Critics said the prime minister's new "Network North" plan included schemes that were already under way or where funding was expected, as well as long-touted projects paused or cancelled under Sunak as chancellor or prime minister. Money due for HS2 will now be spent on road schemes frozen six months ago.
Sunak said the "facts have changed" and it was time to ditch the high-speed rail project between Birmingham and Manchester in the face of spiralling costs, insisting that the regions would benefit from equal or more spending on local transport projects under the new plan.
Sunak confirmed that, contrary to some fears, the HS2 line would continue into central London, but ending at a scaled-down Euston station.
He promised £9.6bn would be reinvested in the Midlands, including the Midlands Rail Hub project and an extra £1bn in funding for the West Midlands city region - whose Conservative mayor, Andy Street, had earlier indicated he might quit if HS2 was cut back.

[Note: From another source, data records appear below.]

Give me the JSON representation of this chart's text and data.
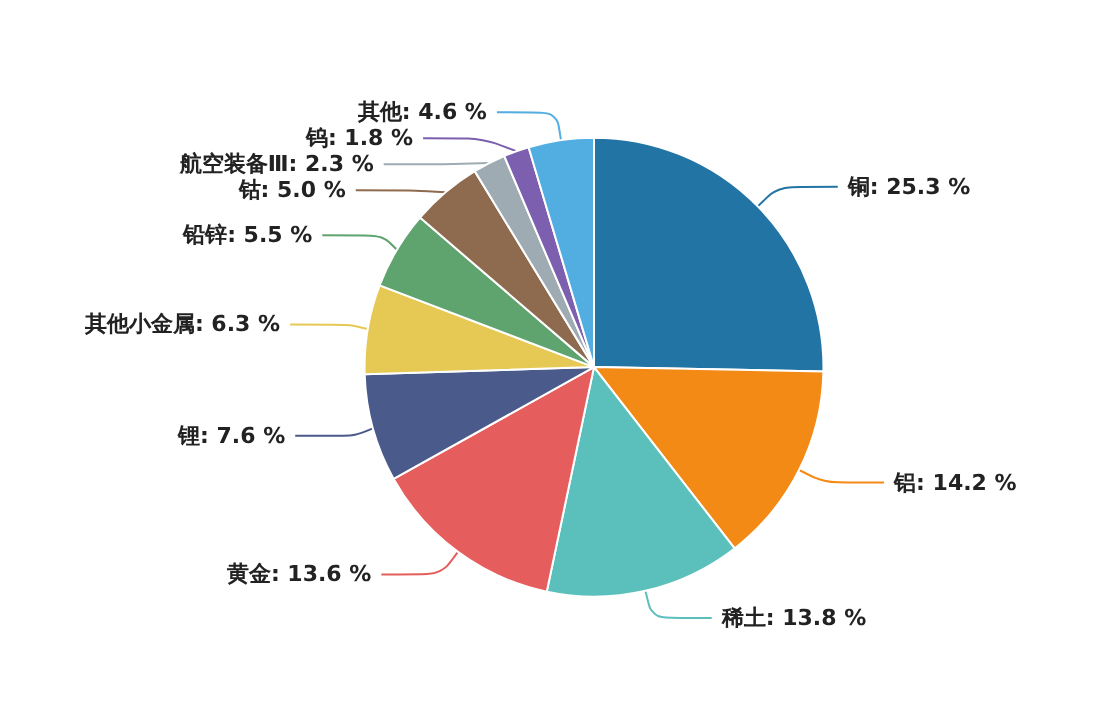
{
  "chart_data": {
    "type": "pie",
    "categories": [
      "铜",
      "铝",
      "稀土",
      "黄金",
      "锂",
      "其他小金属",
      "铅锌",
      "钴",
      "航空装备Ⅲ",
      "钨",
      "其他"
    ],
    "values": [
      25.3,
      14.2,
      13.8,
      13.6,
      7.6,
      6.3,
      5.5,
      5.0,
      2.3,
      1.8,
      4.6
    ],
    "value_labels": [
      "25.3 %",
      "14.2 %",
      "13.8 %",
      "13.6 %",
      "7.6 %",
      "6.3 %",
      "5.5 %",
      "5.0 %",
      "2.3 %",
      "1.8 %",
      "4.6 %"
    ],
    "colors": [
      "#2274a5",
      "#f48a16",
      "#5bc0bb",
      "#e55d5c",
      "#4a5a8a",
      "#e6c955",
      "#5fa36f",
      "#8e6a4f",
      "#9eabb3",
      "#7c5fae",
      "#52ade0"
    ],
    "legend": false
  }
}
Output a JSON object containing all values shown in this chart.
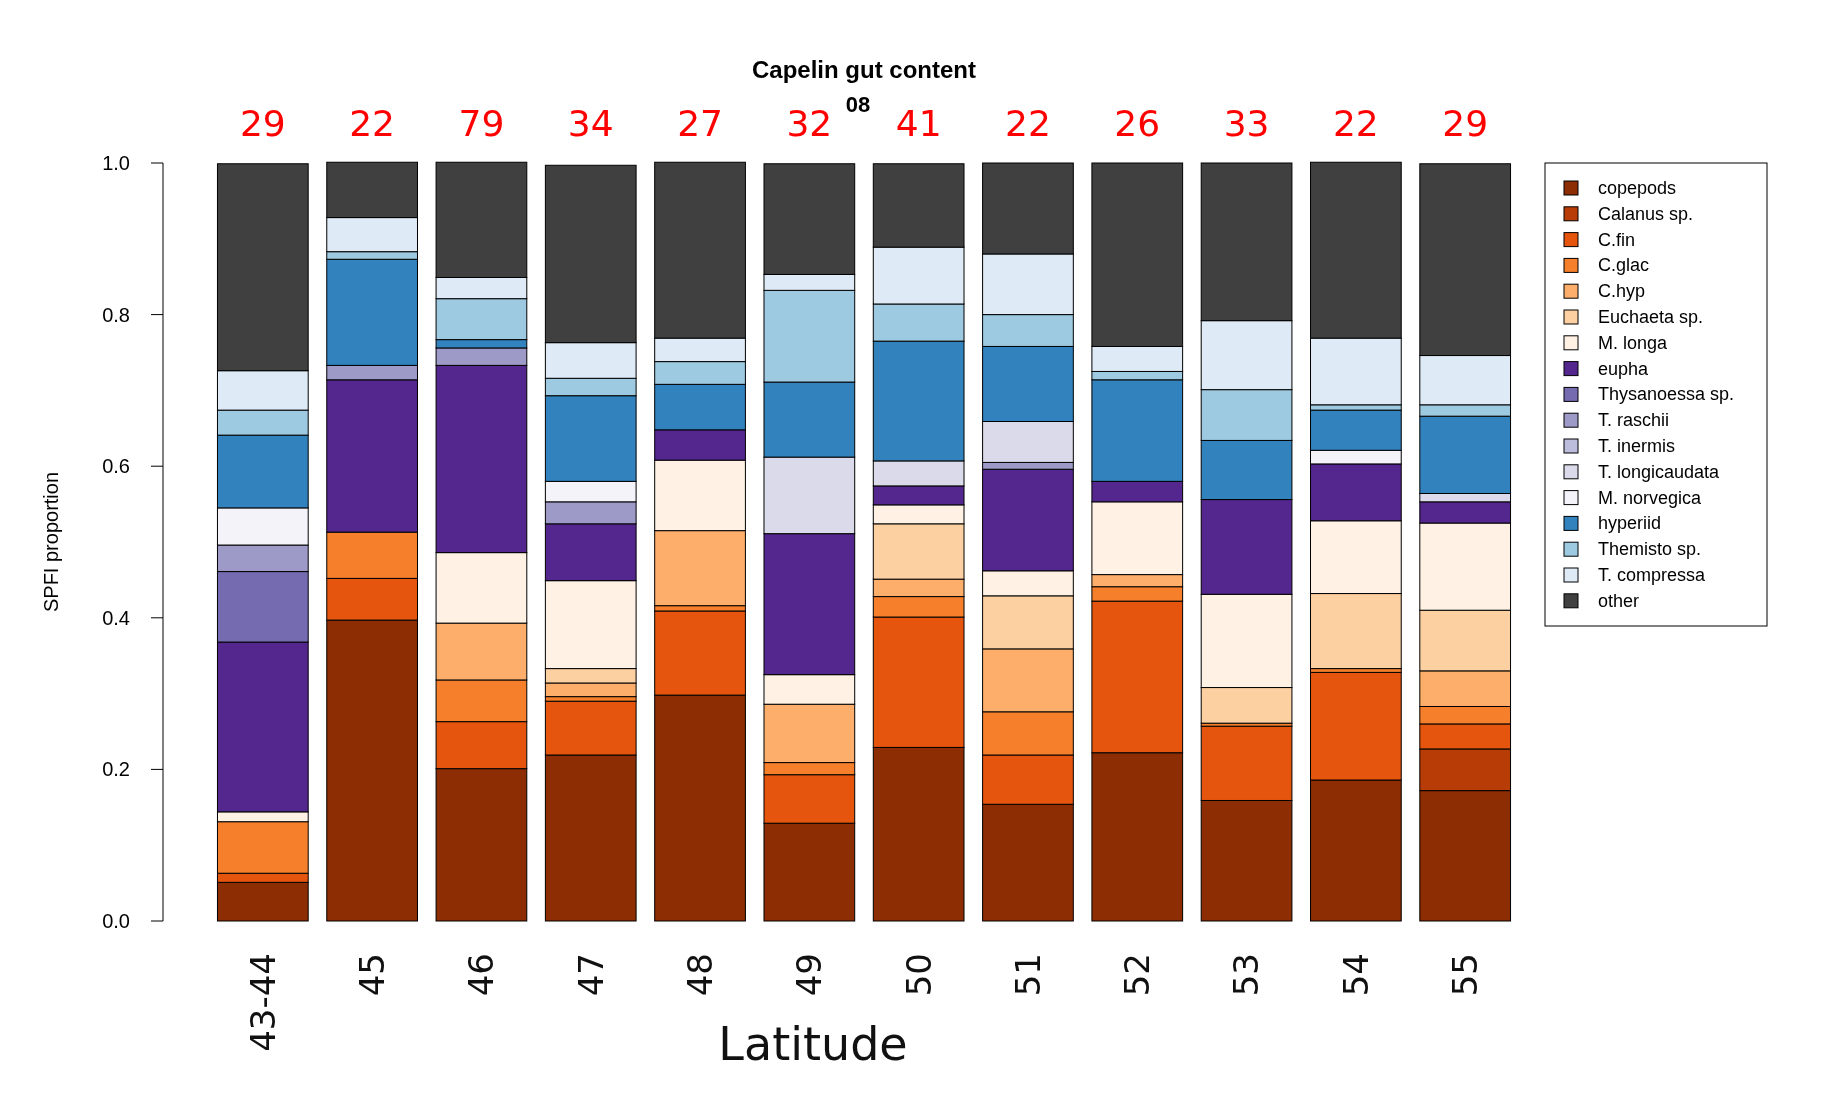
{
  "chart_data": {
    "type": "bar",
    "stacked": true,
    "title": "Capelin gut content",
    "subtitle": "08",
    "xlabel": "Latitude",
    "ylabel": "SPFI proportion",
    "categories": [
      "43-44",
      "45",
      "46",
      "47",
      "48",
      "49",
      "50",
      "51",
      "52",
      "53",
      "54",
      "55"
    ],
    "ylim": [
      0,
      1
    ],
    "yticks": [
      {
        "value": 0,
        "label": "0.0"
      },
      {
        "value": 0.2,
        "label": "0.2"
      },
      {
        "value": 0.4,
        "label": "0.4"
      },
      {
        "value": 0.6,
        "label": "0.6"
      },
      {
        "value": 0.8,
        "label": "0.8"
      },
      {
        "value": 1,
        "label": "1.0"
      }
    ],
    "legend": "right",
    "grid": false,
    "series": [
      {
        "name": "copepods",
        "color": "#8c2d04",
        "values": [
          0.051,
          0.397,
          0.201,
          0.219,
          0.298,
          0.129,
          0.229,
          0.154,
          0.222,
          0.159,
          0.186,
          0.172
        ]
      },
      {
        "name": "Calanus sp.",
        "color": "#b83c06",
        "values": [
          0,
          0,
          0,
          0,
          0,
          0,
          0,
          0,
          0,
          0,
          0,
          0.055
        ]
      },
      {
        "name": "C.fin",
        "color": "#e6550d",
        "values": [
          0.012,
          0.055,
          0.062,
          0.071,
          0.111,
          0.064,
          0.172,
          0.065,
          0.2,
          0.098,
          0.142,
          0.033
        ]
      },
      {
        "name": "C.glac",
        "color": "#f57f2b",
        "values": [
          0.068,
          0.061,
          0.055,
          0.006,
          0.007,
          0.016,
          0.027,
          0.057,
          0.019,
          0.004,
          0.005,
          0.023
        ]
      },
      {
        "name": "C.hyp",
        "color": "#fdae6b",
        "values": [
          0,
          0,
          0.075,
          0.018,
          0.099,
          0.077,
          0.023,
          0.083,
          0.016,
          0,
          0,
          0.047
        ]
      },
      {
        "name": "Euchaeta sp.",
        "color": "#fdd0a2",
        "values": [
          0,
          0,
          0,
          0.019,
          0,
          0,
          0.073,
          0.07,
          0,
          0.047,
          0.099,
          0.08
        ]
      },
      {
        "name": "M. longa",
        "color": "#fff1e4",
        "values": [
          0.013,
          0,
          0.093,
          0.116,
          0.093,
          0.039,
          0.025,
          0.033,
          0.096,
          0.123,
          0.096,
          0.115
        ]
      },
      {
        "name": "eupha",
        "color": "#54278f",
        "values": [
          0.224,
          0.201,
          0.247,
          0.075,
          0.04,
          0.186,
          0.025,
          0.134,
          0.027,
          0.125,
          0.075,
          0.028
        ]
      },
      {
        "name": "Thysanoessa sp.",
        "color": "#756bb1",
        "values": [
          0.093,
          0,
          0,
          0,
          0,
          0,
          0,
          0,
          0,
          0,
          0,
          0
        ]
      },
      {
        "name": "T. raschii",
        "color": "#9e9ac8",
        "values": [
          0.035,
          0.019,
          0.023,
          0.029,
          0,
          0,
          0,
          0.009,
          0,
          0,
          0,
          0
        ]
      },
      {
        "name": "T. inermis",
        "color": "#bcbddc",
        "values": [
          0,
          0,
          0,
          0,
          0,
          0,
          0,
          0,
          0,
          0,
          0,
          0
        ]
      },
      {
        "name": "T. longicaudata",
        "color": "#dadaeb",
        "values": [
          0,
          0,
          0,
          0,
          0,
          0.101,
          0.033,
          0.054,
          0,
          0,
          0,
          0.011
        ]
      },
      {
        "name": "M. norvegica",
        "color": "#f5f3fa",
        "values": [
          0.049,
          0,
          0,
          0.027,
          0,
          0,
          0,
          0,
          0,
          0,
          0.018,
          0
        ]
      },
      {
        "name": "hyperiid",
        "color": "#3182bd",
        "values": [
          0.096,
          0.14,
          0.011,
          0.113,
          0.06,
          0.099,
          0.158,
          0.099,
          0.134,
          0.078,
          0.053,
          0.102
        ]
      },
      {
        "name": "Themisto sp.",
        "color": "#9ecae1",
        "values": [
          0.033,
          0.01,
          0.054,
          0.023,
          0.03,
          0.121,
          0.049,
          0.042,
          0.011,
          0.067,
          0.007,
          0.015
        ]
      },
      {
        "name": "T. compressa",
        "color": "#deebf7",
        "values": [
          0.052,
          0.045,
          0.028,
          0.047,
          0.031,
          0.021,
          0.075,
          0.08,
          0.033,
          0.091,
          0.088,
          0.065
        ]
      },
      {
        "name": "other",
        "color": "#404040",
        "values": [
          0.273,
          0.073,
          0.152,
          0.234,
          0.232,
          0.146,
          0.11,
          0.12,
          0.242,
          0.208,
          0.232,
          0.253
        ]
      }
    ],
    "annotations": [
      "29",
      "22",
      "79",
      "34",
      "27",
      "32",
      "41",
      "22",
      "26",
      "33",
      "22",
      "29"
    ]
  }
}
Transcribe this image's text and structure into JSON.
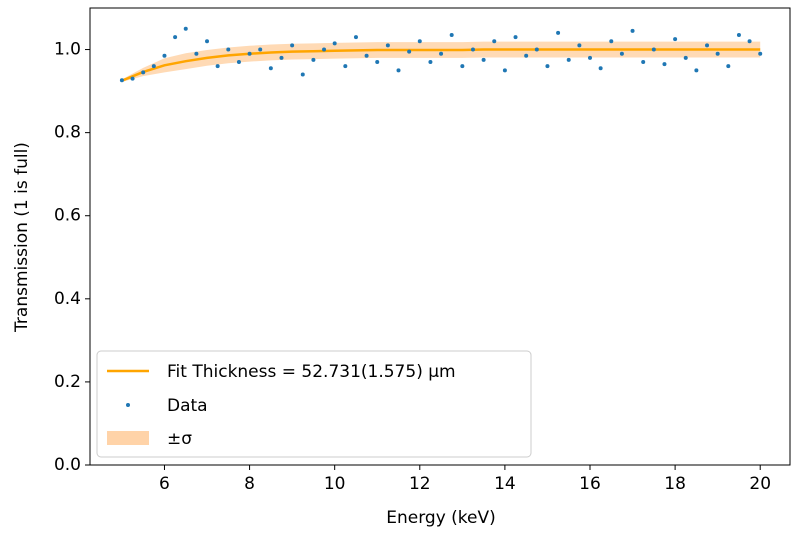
{
  "chart_data": {
    "type": "line",
    "xlabel": "Energy (keV)",
    "ylabel": "Transmission (1 is full)",
    "xlim": [
      4.25,
      20.7
    ],
    "ylim": [
      0,
      1.1
    ],
    "xticks": [
      6,
      8,
      10,
      12,
      14,
      16,
      18,
      20
    ],
    "yticks": [
      {
        "value": 0,
        "label": "0.0"
      },
      {
        "value": 0.2,
        "label": "0.2"
      },
      {
        "value": 0.4,
        "label": "0.4"
      },
      {
        "value": 0.6,
        "label": "0.6"
      },
      {
        "value": 0.8,
        "label": "0.8"
      },
      {
        "value": 1.0,
        "label": "1.0"
      }
    ],
    "legend": "lower left",
    "fit": {
      "name": "Fit Thickness = 52.731(1.575) μm",
      "color": "#ffa500",
      "x": [
        5,
        5.5,
        6,
        6.5,
        7,
        7.5,
        8,
        8.5,
        9,
        9.5,
        10,
        10.5,
        11,
        11.5,
        12,
        12.5,
        13,
        13.5,
        14,
        14.5,
        15,
        15.5,
        16,
        16.5,
        17,
        17.5,
        18,
        18.5,
        19,
        19.5,
        20
      ],
      "values": [
        0.925,
        0.946,
        0.962,
        0.972,
        0.98,
        0.986,
        0.99,
        0.993,
        0.995,
        0.996,
        0.997,
        0.998,
        0.999,
        0.999,
        0.999,
        0.999,
        0.999,
        1.0,
        1.0,
        1.0,
        1.0,
        1.0,
        1.0,
        1.0,
        1.0,
        1.0,
        1.0,
        1.0,
        1.0,
        1.0,
        1.0
      ]
    },
    "band": {
      "name": "±σ",
      "color": "#ffd3a8",
      "lower": [
        0.922,
        0.936,
        0.945,
        0.953,
        0.961,
        0.967,
        0.971,
        0.974,
        0.976,
        0.977,
        0.978,
        0.979,
        0.98,
        0.98,
        0.98,
        0.98,
        0.98,
        0.981,
        0.981,
        0.981,
        0.981,
        0.981,
        0.981,
        0.981,
        0.981,
        0.981,
        0.981,
        0.981,
        0.981,
        0.981,
        0.981
      ],
      "upper": [
        0.928,
        0.956,
        0.979,
        0.991,
        0.999,
        1.005,
        1.009,
        1.012,
        1.014,
        1.015,
        1.016,
        1.017,
        1.018,
        1.018,
        1.018,
        1.018,
        1.018,
        1.019,
        1.019,
        1.019,
        1.019,
        1.019,
        1.019,
        1.019,
        1.019,
        1.019,
        1.019,
        1.019,
        1.019,
        1.019,
        1.019
      ]
    },
    "scatter": {
      "name": "Data",
      "color": "#1f77b4",
      "x": [
        5.0,
        5.25,
        5.5,
        5.75,
        6.0,
        6.25,
        6.5,
        6.75,
        7.0,
        7.25,
        7.5,
        7.75,
        8.0,
        8.25,
        8.5,
        8.75,
        9.0,
        9.25,
        9.5,
        9.75,
        10.0,
        10.25,
        10.5,
        10.75,
        11.0,
        11.25,
        11.5,
        11.75,
        12.0,
        12.25,
        12.5,
        12.75,
        13.0,
        13.25,
        13.5,
        13.75,
        14.0,
        14.25,
        14.5,
        14.75,
        15.0,
        15.25,
        15.5,
        15.75,
        16.0,
        16.25,
        16.5,
        16.75,
        17.0,
        17.25,
        17.5,
        17.75,
        18.0,
        18.25,
        18.5,
        18.75,
        19.0,
        19.25,
        19.5,
        19.75,
        20.0
      ],
      "values": [
        0.926,
        0.93,
        0.945,
        0.96,
        0.985,
        1.03,
        1.05,
        0.99,
        1.02,
        0.96,
        1.0,
        0.97,
        0.99,
        1.0,
        0.955,
        0.98,
        1.01,
        0.94,
        0.975,
        1.0,
        1.015,
        0.96,
        1.03,
        0.985,
        0.97,
        1.01,
        0.95,
        0.995,
        1.02,
        0.97,
        0.99,
        1.035,
        0.96,
        1.0,
        0.975,
        1.02,
        0.95,
        1.03,
        0.985,
        1.0,
        0.96,
        1.04,
        0.975,
        1.01,
        0.98,
        0.955,
        1.02,
        0.99,
        1.045,
        0.97,
        1.0,
        0.965,
        1.025,
        0.98,
        0.95,
        1.01,
        0.99,
        0.96,
        1.035,
        1.02,
        0.99
      ]
    }
  }
}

About £3bn of the £19.8bn for the north from scrapping the second phases of HS2 would be spent on electrifying rail lines, with £2bn going on a new station and Manchester rail link in Bradford, and £2.5bn for West Yorkshire including the Leeds tram.
He pledged an additional £12bn funding to allow rail links to still be built between Manchester and Liverpool - part of the scrapped HS2 plan - which would allow a Northern Powerhouse Rail to go ahead, but said the government would ask local leaders if that was how they wished to spend the money.